Sì, anche perché anche per me quello resta un disco incredibile. In effetti è forse il disco più cattivo che abbiamo mai pubblicato, lì sì che le tematiche erano davvero sulfuree. Purtroppo, come capitato spesso con la band, i tempi non erano maturi per quella collaborazione. Sia all’interno della band che per i fan. Però so che col tempo e il giusto distacco dato dalla decontestualizzazione, è un album molto amato anche dai fan. Abbiamo avuto un problema con i master originali, che sembravano essere andati persi, ma ora il problema sembra risolto. Quindi sì, il prossimo lavoro sarà su quel disco.

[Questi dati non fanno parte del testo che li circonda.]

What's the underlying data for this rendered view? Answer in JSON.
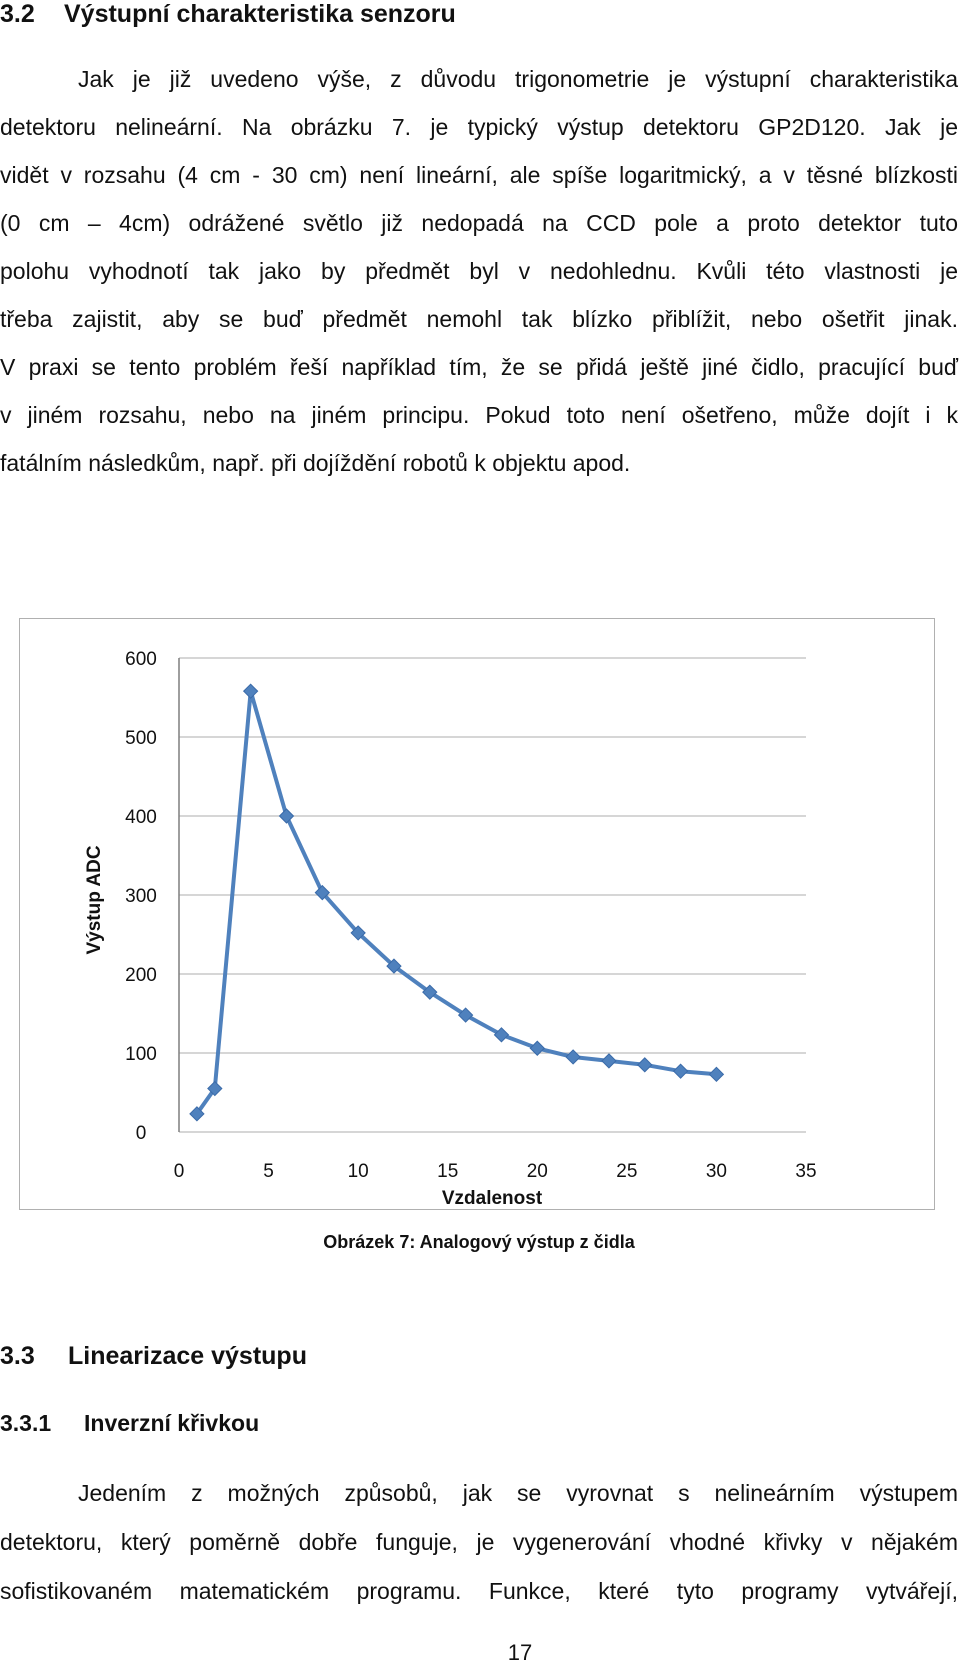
{
  "section_3_2": {
    "number": "3.2",
    "title": "Výstupní charakteristika senzoru",
    "lines": [
      "Jak je již uvedeno výše, z důvodu trigonometrie je výstupní charakteristika",
      "detektoru nelineární. Na obrázku 7. je typický výstup detektoru GP2D120. Jak je",
      "vidět v rozsahu (4 cm - 30 cm) není lineární, ale spíše logaritmický, a v těsné blízkosti",
      "(0 cm – 4cm) odrážené světlo již nedopadá na CCD pole a proto detektor tuto",
      "polohu vyhodnotí tak jako by předmět byl v nedohlednu. Kvůli této vlastnosti je",
      "třeba zajistit, aby se buď předmět nemohl tak blízko přiblížit, nebo ošetřit jinak.",
      "V praxi se tento problém řeší například tím, že se přidá ještě jiné čidlo, pracující buď",
      "v jiném rozsahu, nebo na jiném principu. Pokud toto není ošetřeno, může dojít i k",
      "fatálním následkům, např. při dojíždění robotů k objektu apod."
    ]
  },
  "figure": {
    "caption": "Obrázek 7: Analogový výstup z čidla"
  },
  "chart_data": {
    "type": "line",
    "xlabel": "Vzdalenost",
    "ylabel": "Výstup ADC",
    "xlim": [
      0,
      35
    ],
    "ylim": [
      0,
      600
    ],
    "x_ticks": [
      "0",
      "5",
      "10",
      "15",
      "20",
      "25",
      "30",
      "35"
    ],
    "y_ticks": [
      "0",
      "100",
      "200",
      "300",
      "400",
      "500",
      "600"
    ],
    "grid": "horizontal",
    "legend": "none",
    "marker": "diamond",
    "color": "#4f81bd",
    "series": [
      {
        "x": [
          1,
          2,
          4,
          6,
          8,
          10,
          12,
          14,
          16,
          18,
          20,
          22,
          24,
          26,
          28,
          30
        ],
        "y": [
          23,
          55,
          558,
          400,
          303,
          252,
          210,
          177,
          148,
          123,
          106,
          95,
          90,
          85,
          77,
          73
        ]
      }
    ]
  },
  "section_3_3": {
    "number": "3.3",
    "title": "Linearizace výstupu"
  },
  "section_3_3_1": {
    "number": "3.3.1",
    "title": "Inverzní křivkou",
    "lines": [
      "Jedením z možných způsobů, jak se vyrovnat s nelineárním výstupem",
      "detektoru, který poměrně dobře funguje, je vygenerování vhodné křivky v nějakém",
      "sofistikovaném matematickém programu. Funkce, které tyto programy vytvářejí,"
    ]
  },
  "page_number": "17"
}
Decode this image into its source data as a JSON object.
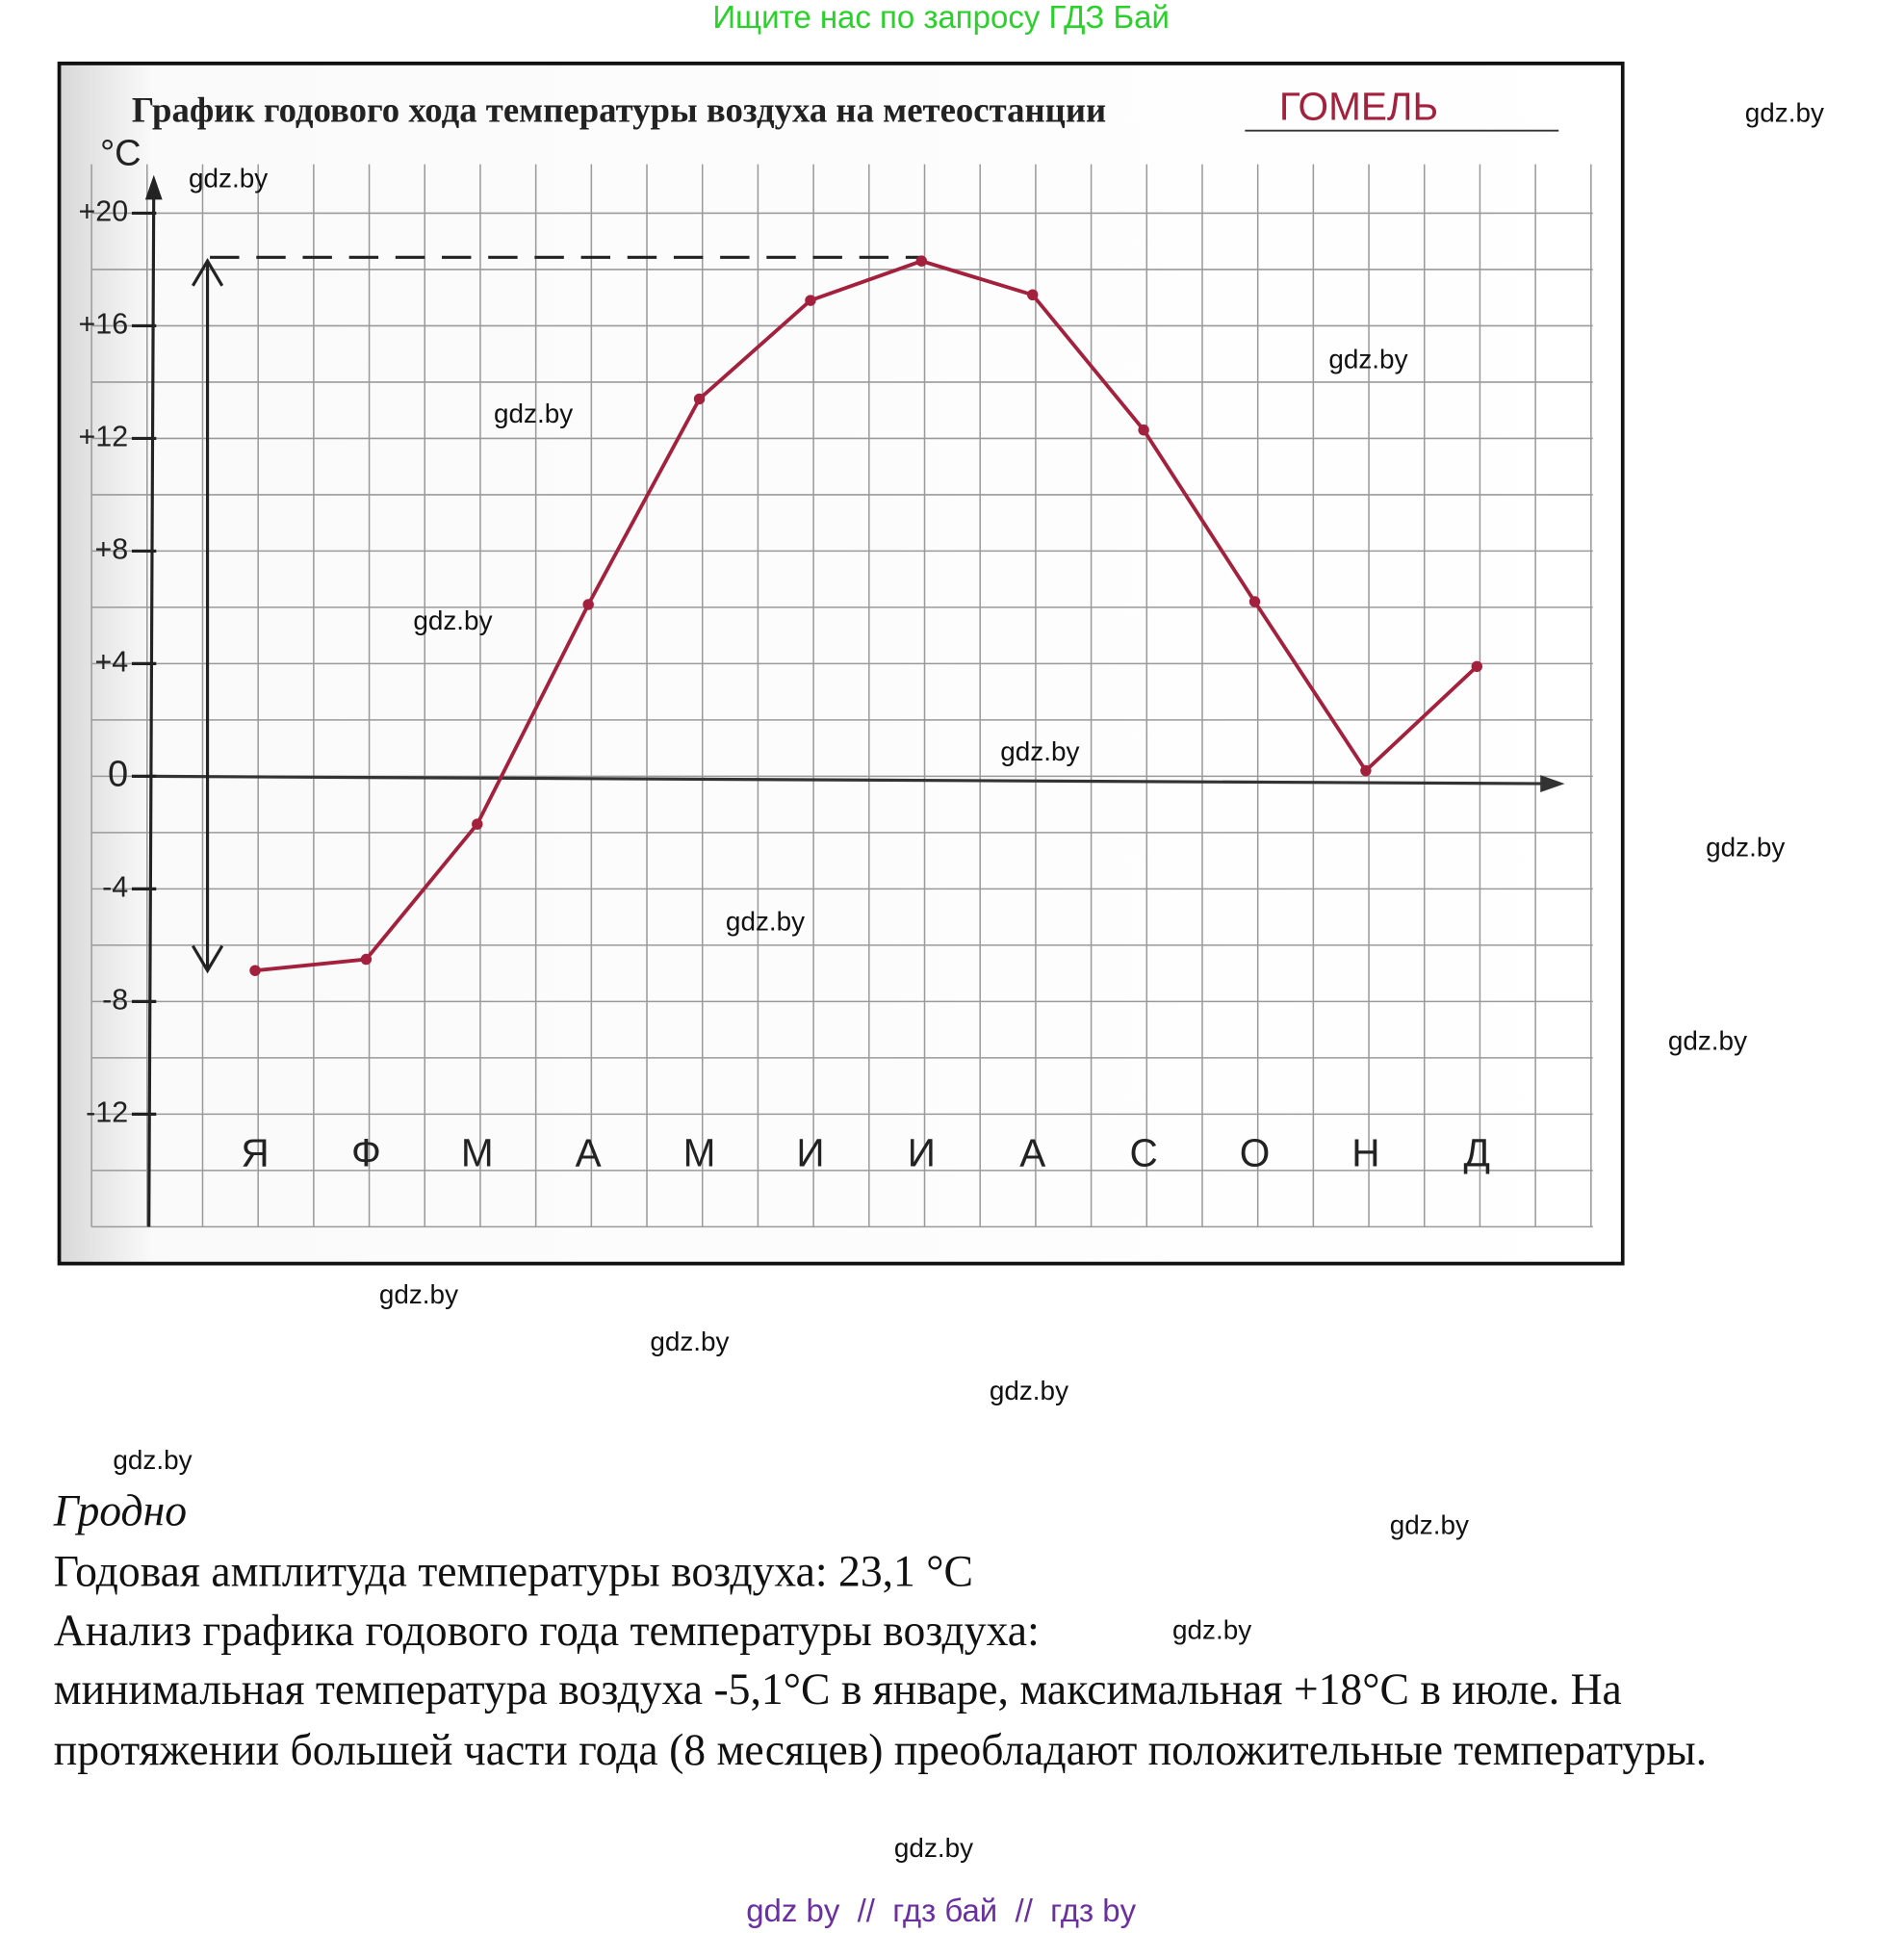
{
  "header": {
    "note": "Ищите нас по запросу ГДЗ Бай"
  },
  "chart_data": {
    "type": "line",
    "title": "График годового хода температуры воздуха на метеостанции",
    "station": "ГОМЕЛЬ",
    "y_label": "°C",
    "categories": [
      "Я",
      "Ф",
      "М",
      "А",
      "М",
      "И",
      "И",
      "А",
      "С",
      "О",
      "Н",
      "Д"
    ],
    "series": [
      {
        "color": "#a3213d",
        "values": [
          -6.9,
          -6.5,
          -1.7,
          6.1,
          13.4,
          16.9,
          18.3,
          17.1,
          12.3,
          6.2,
          0.2,
          3.9
        ]
      }
    ],
    "ylim": [
      -16,
      22
    ],
    "yticks": [
      {
        "value": 20,
        "label": "+20"
      },
      {
        "value": 16,
        "label": "+16"
      },
      {
        "value": 12,
        "label": "+12"
      },
      {
        "value": 8,
        "label": "+8"
      },
      {
        "value": 4,
        "label": "+4"
      },
      0,
      -4,
      -8,
      -12
    ],
    "grid": true
  },
  "text": {
    "city": "Гродно",
    "amplitude": "Годовая амплитуда температуры воздуха: 23,1 °C",
    "analysis_heading": "Анализ графика годового года температуры воздуха:",
    "analysis_lines": [
      "минимальная температура воздуха -5,1°C в январе, максимальная +18°C в июле. На",
      "протяжении большей части года (8 месяцев) преобладают положительные температуры."
    ]
  },
  "watermarks": [
    "gdz.by",
    "gdz.by",
    "gdz.by",
    "gdz.by",
    "gdz.by",
    "gdz.by",
    "gdz.by",
    "gdz.by",
    "gdz.by",
    "gdz.by",
    "gdz.by",
    "gdz.by",
    "gdz.by",
    "gdz.by",
    "gdz.by",
    "gdz.by"
  ],
  "footer": "gdz by  //  гдз бай  //  гдз by"
}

Tornando ai due album appena rimasterizzati, registraste parte di Mob Rules nella casa di John Lennon, quella di Imagine per intenderci. Eri un fan?
Mi piacevano i Beatles, anche se ero attratto da sonorità meno rassicuranti, soprattutto rispetto ai loro primi album. Diciamo che per Ozzy sarebbe stato un sogno (ride), però devo ammettere di essere rimasto comunque colpito appena entrato nella casa. Lennon era già morto, quindi era tutto carico di un’aura più sinistra. Però fu incredibile entrare e trovare quel pianoforte e rivivere quel video nella mia testa. Registrammo E5150 e gran parte di Mob Rules lì dentro. Un’altra ventata di misticismo.
Non credi che, per quanto opportuna il più delle volte, l’opera di rimasterizzazione di vecchi album sia diventata più importante che comporre nuova musica? Anche voi artisti vi sentite forse più invogliati a lavorare a vecchio materiale piuttosto che nuove canzoni che non venderebbero nulla?
Capisco quel che vuoi dire, ma sono d’accordo solo in parte. Ai fan questi dischi piacciono e molto spesso sono loro a richiedere operazioni di questo tipo. Perché non dovremmo farlo? Tutti noi abbiamo sempre fatto dischi per vendere, nessuno sarebbe stato felice di restare nell’anonimato, però amato dalla critica. Detto ciò, è vero: è triste pensare a musicisti della mia generazione che hanno passato decenni della loro vita solo a rimettere mano a vecchio materiale. Di certo io non sono tra questi.
Sì, però sono vent’anni che aspettiamo un secondo disco solista a tuo nome…
Vero. Però sai che ho fatto molto altro. E posso dirti che sto lavorando duramente al seguito di quell’album. Ho fatto queste cose nuove con Ozzy e ora sto lavorando solo al mio materiale, perché in effetti ho dedicato davvero poco tempo a cose che non riguardassero i Black Sabbath negli ultimi decenni. Credo che uscirà nel prossimo anno.
Hai sempre amato le collaborazioni, esattamente come il tuo amico Brian May. Da anni parlate di un lavoro in coppia. Dimmi anche in questo caso che lo state registrando.
(Ride) Ah Brian, che persona splendida, senza dubbio è il migliore amico su cui posso contare in questo mondo. Sì, ne abbiamo parlato molte volte, ma onestamente non so chi dei due sia più lento nel portare avanti dischi solisti. È una bella lotta. Non ci stiamo lavorando, ma fino a che saremo in vita continua a sperarci.